Math as a Language

I've discussed about how mathematics as a form of art in one of past essays. Now, not only can you find mathematics in beauty, you can also find it in languages. Semantics, grammars, syntax, morphology, discourse, pragmatics, ... These are mainly discussed in an anthropology or linguistic class. However, I find semantics, syntax, and morphology to highly familiar in mathematics. Semantics in mathematics can simply just the idea and visualization of discrete math. Syntax in mathematics are the common operators that we see daily with =, <, >, or even the sigma function (that I don't know how to write in markdown). Finally, morphology is a core concept in different fields in mathematics like linear algebra, discrete math, or even abstract algebra. "Mathmatical morphology" is actually a pretty cool field about processing and analysis of image, using operators and functionals based on topological and geometrical concepts (yeah, i got that from wiki). Mathematic language also need to have structure like languages. You can see this idea as the grammar in mathematics. An equation need to have expressions on two sides with the "=" syntax in the middle. An equation can be false if the two expressions are not semantically return and point to the same value. Writing 1 = 1 and saying I am myself all return true.

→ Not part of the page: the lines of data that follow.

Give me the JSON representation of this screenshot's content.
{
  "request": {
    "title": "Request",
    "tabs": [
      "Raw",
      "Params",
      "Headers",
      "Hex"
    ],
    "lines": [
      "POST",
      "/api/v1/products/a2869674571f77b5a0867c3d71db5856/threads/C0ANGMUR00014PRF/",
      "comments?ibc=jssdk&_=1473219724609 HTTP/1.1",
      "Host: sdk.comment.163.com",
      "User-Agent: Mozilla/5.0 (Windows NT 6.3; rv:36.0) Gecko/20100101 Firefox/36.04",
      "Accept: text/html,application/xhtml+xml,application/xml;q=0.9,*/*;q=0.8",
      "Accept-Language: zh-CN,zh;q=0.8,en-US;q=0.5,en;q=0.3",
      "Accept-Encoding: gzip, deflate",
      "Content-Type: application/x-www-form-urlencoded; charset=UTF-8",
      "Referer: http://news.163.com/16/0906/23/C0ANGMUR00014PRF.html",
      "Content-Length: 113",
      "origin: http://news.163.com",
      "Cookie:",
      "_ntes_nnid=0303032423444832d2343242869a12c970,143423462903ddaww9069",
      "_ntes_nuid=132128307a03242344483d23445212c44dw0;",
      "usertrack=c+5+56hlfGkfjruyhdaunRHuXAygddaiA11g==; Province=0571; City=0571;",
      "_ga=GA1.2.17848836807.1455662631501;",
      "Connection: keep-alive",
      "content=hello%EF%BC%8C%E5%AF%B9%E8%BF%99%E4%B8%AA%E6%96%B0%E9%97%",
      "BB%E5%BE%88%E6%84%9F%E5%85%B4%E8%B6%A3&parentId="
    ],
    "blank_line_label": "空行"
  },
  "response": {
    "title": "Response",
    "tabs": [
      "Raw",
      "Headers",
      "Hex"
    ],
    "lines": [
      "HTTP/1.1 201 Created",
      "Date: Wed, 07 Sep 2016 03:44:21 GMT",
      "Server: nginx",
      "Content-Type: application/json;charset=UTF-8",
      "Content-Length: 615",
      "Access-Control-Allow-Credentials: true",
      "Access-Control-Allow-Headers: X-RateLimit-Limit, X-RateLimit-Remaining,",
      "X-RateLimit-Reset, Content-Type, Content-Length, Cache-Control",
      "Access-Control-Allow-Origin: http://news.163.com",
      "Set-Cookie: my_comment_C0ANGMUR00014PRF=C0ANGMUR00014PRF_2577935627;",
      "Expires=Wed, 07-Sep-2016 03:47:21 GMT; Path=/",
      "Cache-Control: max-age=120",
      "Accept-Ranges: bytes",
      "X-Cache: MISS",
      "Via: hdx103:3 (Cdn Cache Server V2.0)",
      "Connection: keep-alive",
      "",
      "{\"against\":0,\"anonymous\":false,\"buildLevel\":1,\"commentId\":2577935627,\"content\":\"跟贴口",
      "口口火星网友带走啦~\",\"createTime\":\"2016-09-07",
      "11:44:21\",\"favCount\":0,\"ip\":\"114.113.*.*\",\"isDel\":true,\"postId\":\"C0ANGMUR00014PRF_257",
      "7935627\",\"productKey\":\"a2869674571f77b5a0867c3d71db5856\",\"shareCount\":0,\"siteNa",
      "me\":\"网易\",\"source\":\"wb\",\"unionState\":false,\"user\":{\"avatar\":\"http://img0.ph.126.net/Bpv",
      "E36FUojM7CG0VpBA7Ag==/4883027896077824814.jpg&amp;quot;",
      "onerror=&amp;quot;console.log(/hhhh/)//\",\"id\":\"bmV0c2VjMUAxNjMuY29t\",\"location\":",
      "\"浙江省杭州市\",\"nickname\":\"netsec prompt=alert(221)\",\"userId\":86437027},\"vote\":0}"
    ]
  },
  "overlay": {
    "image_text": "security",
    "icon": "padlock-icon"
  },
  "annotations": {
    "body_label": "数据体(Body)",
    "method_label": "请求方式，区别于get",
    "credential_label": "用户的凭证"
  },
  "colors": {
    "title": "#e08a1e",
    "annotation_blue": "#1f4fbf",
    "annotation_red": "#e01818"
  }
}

This can link us to the idea of logical operators with /forall, /exists, /neg, /wedge, /vee. These can all be define to for all, exists at least one, not, and, or. They literally have identical semantics in both mathematics and languages in general. Consider A and B to be expressions or statements. By using these logical operators, you are literally creating sentences/statements in both mathematics and verbal languages. There're many more examples of this in mathematics but this is probably the easiest representation of how plain english and math can have the same semantics. However, I am not saying that any sentences in english can be converted to a true and reasonable mathematics statements. Sentence like "This statements is false" simply do not have a finite answer in math and basically an infinite paradox. This concept can be linked to Godel's incomplete theorem that you can research more on. Therefore, you can represent any math with english but definitely not vice versa, showing that Math's incompleteness and also english verbosity when it can describe impossible statements. This also makes plain languages not rigorous. I believe this is one of the reason why just plain english can not always be used for an LLM to make a rigorous and provable mathematical proofs or algorithms.

This essay is on one of the topic that I hardly have any expertise on but a good way for me to explain my thoughts on mathematics as a language and the weirdness of our good old english. English is really informal and proofs and programs are probably the most formal things I can think of. English is just not a good choice for the formal specifications of programs. That's why we need programming languages and proof assistants.